None of these arguments including Simpson take into consideration the FACT that D.D. Palmer had been studying the philosophy of healing for thirty years prior to the Morkibubo case. (I explore these issues in more detail with the actual texts D.D. was studying in two of my books (ANOTHER PLUG)!) Nor do they account for the FACT that the philosophy of chiropractic has many similarities to the 20th century philosophies of biology, philosophies that led to the current trends in systems theory, complexity theory, chaos theory, and other more interesting approaches such as Non Equilibrium Thermodynamics and Subtle Energy Systems. Basically, there were many factors that led to the importance of the philosophy in chiropractic and these dismissivist approaches merely point to ONE and suggest it is EVERYTHING.

You ask, “Why is this important?” Well, by dismissing the philosophy of chiropractic as a relic of an earlier time, when there were not many licensing laws, it gets erroneously argued that we no longer need philosophy because we don’t need that “phony” defense anymore! This of course leads to licensing boards (GCC) and accrediting agencies (CCE) to diminish the need for philosophy and subluxation, which leads to changes of scope and education.

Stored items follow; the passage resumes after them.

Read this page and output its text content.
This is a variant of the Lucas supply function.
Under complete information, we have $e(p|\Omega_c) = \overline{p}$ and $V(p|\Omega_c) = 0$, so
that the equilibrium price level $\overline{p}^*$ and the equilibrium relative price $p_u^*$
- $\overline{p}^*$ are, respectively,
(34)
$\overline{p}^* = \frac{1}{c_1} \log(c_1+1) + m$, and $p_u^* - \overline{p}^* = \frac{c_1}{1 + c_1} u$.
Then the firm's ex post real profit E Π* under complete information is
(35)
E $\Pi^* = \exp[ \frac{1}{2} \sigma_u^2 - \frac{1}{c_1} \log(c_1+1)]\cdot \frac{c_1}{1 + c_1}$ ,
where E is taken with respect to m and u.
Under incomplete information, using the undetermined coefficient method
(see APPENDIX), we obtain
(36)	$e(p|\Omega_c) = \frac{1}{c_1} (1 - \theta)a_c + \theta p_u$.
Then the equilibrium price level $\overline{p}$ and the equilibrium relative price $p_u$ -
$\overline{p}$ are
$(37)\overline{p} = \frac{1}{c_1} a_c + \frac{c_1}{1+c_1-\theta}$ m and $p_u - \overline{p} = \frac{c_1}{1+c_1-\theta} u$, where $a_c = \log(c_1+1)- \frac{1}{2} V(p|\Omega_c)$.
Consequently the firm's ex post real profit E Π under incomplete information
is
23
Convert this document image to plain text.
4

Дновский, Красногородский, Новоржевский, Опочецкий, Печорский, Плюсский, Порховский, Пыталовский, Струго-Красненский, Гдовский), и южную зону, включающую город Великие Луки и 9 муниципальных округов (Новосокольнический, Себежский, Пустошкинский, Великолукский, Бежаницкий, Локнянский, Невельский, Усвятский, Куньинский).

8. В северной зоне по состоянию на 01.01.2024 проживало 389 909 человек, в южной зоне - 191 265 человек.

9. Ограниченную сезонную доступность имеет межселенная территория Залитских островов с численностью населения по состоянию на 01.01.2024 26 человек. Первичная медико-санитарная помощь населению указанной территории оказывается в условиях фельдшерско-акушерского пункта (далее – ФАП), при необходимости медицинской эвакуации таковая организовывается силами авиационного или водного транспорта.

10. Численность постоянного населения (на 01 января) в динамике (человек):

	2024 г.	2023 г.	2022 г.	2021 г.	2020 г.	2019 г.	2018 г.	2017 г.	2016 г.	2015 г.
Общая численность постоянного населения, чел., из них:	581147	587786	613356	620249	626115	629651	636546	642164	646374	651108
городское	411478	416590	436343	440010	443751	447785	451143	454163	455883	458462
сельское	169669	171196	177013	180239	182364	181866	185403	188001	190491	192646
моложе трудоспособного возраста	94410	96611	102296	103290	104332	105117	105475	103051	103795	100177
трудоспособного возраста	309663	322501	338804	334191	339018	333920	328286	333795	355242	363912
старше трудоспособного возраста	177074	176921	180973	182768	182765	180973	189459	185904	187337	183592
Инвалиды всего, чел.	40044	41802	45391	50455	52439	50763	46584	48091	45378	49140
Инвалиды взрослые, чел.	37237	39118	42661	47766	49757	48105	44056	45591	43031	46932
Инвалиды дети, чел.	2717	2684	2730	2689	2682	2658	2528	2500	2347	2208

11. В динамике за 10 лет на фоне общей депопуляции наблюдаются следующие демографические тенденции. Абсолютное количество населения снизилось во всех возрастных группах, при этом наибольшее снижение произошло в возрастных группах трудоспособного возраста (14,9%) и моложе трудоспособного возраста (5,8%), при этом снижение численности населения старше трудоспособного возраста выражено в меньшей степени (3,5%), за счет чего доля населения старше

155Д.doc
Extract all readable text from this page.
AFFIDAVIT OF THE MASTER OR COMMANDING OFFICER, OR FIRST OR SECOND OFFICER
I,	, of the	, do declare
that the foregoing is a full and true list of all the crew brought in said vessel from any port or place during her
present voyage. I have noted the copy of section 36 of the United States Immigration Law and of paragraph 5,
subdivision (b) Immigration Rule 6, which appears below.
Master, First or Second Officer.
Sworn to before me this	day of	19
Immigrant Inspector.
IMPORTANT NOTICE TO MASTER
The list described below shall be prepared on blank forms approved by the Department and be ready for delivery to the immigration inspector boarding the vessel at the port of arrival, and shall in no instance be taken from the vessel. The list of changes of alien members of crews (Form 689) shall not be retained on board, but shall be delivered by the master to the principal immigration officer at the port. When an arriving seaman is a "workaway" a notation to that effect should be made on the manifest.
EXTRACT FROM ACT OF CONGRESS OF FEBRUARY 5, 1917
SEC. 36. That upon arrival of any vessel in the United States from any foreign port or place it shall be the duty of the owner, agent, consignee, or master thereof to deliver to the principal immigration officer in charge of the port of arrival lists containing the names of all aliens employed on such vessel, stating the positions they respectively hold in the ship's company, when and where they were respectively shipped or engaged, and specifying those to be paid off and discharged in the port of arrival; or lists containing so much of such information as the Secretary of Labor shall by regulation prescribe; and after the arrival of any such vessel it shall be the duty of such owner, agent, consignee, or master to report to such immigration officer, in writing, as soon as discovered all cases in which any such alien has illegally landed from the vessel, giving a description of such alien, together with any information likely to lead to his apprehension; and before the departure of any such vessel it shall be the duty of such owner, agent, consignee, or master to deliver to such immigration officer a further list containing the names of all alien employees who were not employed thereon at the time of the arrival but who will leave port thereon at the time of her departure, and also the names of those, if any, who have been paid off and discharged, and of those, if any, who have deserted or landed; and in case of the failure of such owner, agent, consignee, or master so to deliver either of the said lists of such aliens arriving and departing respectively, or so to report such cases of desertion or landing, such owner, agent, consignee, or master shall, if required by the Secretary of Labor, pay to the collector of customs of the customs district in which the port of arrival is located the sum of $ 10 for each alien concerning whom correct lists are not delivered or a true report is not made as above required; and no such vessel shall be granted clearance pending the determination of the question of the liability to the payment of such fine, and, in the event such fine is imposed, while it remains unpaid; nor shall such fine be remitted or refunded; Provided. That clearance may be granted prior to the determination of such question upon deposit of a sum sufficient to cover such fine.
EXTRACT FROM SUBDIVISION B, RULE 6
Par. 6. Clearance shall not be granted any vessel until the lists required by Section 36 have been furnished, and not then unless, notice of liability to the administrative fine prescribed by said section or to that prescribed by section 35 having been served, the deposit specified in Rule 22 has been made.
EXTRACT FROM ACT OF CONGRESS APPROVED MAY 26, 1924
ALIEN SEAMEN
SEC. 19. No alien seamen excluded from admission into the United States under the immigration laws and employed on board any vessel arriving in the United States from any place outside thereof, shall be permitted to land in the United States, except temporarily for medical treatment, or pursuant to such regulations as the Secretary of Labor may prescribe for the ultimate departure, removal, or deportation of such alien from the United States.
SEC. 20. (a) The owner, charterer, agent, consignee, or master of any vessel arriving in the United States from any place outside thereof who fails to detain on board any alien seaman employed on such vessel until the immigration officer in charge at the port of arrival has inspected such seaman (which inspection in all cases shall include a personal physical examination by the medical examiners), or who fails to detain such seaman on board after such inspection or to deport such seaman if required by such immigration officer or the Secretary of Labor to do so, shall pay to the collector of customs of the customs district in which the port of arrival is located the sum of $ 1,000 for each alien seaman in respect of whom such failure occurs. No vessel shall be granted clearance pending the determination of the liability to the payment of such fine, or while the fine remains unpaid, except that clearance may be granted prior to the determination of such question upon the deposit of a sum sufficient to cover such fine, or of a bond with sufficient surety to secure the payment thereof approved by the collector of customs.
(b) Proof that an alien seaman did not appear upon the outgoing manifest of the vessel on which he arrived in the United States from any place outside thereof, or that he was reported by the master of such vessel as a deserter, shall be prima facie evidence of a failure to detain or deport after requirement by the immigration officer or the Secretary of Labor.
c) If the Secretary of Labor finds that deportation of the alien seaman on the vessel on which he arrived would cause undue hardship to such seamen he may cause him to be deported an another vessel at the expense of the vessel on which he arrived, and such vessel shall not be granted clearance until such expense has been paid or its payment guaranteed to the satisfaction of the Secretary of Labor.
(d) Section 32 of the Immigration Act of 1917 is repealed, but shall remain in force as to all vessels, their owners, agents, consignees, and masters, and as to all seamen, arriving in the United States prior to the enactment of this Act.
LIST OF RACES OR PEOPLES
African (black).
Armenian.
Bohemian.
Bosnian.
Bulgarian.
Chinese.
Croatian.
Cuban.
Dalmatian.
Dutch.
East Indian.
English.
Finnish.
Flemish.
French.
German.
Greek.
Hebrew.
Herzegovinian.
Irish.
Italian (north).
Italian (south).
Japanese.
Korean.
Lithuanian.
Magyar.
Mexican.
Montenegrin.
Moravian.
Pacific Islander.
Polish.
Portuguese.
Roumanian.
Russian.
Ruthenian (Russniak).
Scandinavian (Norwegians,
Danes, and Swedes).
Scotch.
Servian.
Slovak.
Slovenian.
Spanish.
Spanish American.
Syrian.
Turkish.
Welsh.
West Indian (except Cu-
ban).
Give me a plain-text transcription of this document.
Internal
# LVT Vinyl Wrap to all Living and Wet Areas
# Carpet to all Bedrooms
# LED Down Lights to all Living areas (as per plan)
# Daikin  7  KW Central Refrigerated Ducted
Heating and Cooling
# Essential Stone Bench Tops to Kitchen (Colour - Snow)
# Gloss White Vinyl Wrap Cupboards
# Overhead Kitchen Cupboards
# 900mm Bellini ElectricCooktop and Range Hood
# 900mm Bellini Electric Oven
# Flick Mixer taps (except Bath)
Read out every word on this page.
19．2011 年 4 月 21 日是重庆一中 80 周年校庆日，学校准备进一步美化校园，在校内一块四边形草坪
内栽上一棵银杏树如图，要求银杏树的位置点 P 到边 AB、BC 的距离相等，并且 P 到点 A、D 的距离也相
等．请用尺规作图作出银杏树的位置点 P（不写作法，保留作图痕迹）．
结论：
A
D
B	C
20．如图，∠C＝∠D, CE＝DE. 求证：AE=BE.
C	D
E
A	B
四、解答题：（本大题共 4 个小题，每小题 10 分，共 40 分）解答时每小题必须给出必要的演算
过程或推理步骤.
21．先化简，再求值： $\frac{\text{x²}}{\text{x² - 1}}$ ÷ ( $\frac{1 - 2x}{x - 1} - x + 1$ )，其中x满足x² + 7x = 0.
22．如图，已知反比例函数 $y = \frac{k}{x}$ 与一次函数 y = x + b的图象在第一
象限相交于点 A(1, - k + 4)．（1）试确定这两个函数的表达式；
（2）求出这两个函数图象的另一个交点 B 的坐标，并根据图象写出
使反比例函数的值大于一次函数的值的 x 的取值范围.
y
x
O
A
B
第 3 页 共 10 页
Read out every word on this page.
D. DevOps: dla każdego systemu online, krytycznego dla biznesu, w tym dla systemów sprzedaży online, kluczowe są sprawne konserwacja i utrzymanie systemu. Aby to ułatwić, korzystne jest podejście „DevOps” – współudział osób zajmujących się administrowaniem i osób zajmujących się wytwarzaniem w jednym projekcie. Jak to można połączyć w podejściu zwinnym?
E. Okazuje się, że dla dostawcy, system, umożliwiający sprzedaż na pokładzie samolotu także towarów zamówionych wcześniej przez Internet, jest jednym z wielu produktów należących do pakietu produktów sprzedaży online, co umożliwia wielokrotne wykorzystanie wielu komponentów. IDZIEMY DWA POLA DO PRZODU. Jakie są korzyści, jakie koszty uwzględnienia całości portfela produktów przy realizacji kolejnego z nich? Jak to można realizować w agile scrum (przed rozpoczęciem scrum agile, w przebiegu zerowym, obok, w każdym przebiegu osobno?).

Before I get to the subluxation part, let’s address the new distorted truth

Simpson, WRONGLY asserts that Solon Langworthy (the man credited with writing the first chiropractic textbook and coining the term vertebral subluxation), started the ACA in 1922. This is a mistake and hopefully the journal will publish a retraction. In 1903, Langworthy started The American School of Chiropractic in Cedar Rapids, Iowa. The association he started in 1905 was called the American Chiropractic Association, and was probably an alumni group. It had no relationship to the ACA, which formed in 1922, which later became the NCA, which in 1963 became the ACA of today.

And so you ask, “Who cares about all this history Simon?” Let’s look at the problem and the new whispers that will start from this very scholarly article of Simpson’s. It goes something like this… Since Tom Morris used Langworthy’s textbook to establish chiropractic as separate and distinct, and Morris was the architect of the philosophy, and since Langworthy started the ACA…well…that organization and their beliefs must hold the real flame of chiropractic legitimacy… and the whispers go on.

I will just end this rant by noting that Simpson’s assumption that evidence based practice and subluxation are mutually exclusive does not have any foundation except what is whispered in his carefully chosen references. He misses the important study called How Chiropractors Think and Practice (2003), which shows 88% in North America prefer to keep the term subluxation. He also misses much of the current literature on subluxation and history.

Finally, Simpson uses this tired group of distorted facts to dredge up yet another and another, that somehow philosophical chiropractors and subluxation chiropractors must ALL be following a “dogma” that believes the idea of ONE-CAUSE ONE-CURE and whatever goes with it. For the one cure issue, I refer you to the 2003 study mentioned above, for the worn out use of the term “dogma” in discussing chiropractic and its philosophers, you may just have to take my 12 hour online course, where I go into it in detail. (LAST SHAMELESS PLUG!)

With sincerity,

Dr. Simon Senzon

© 2020 The Institute Chiropractic - Senzon Learning, Inc.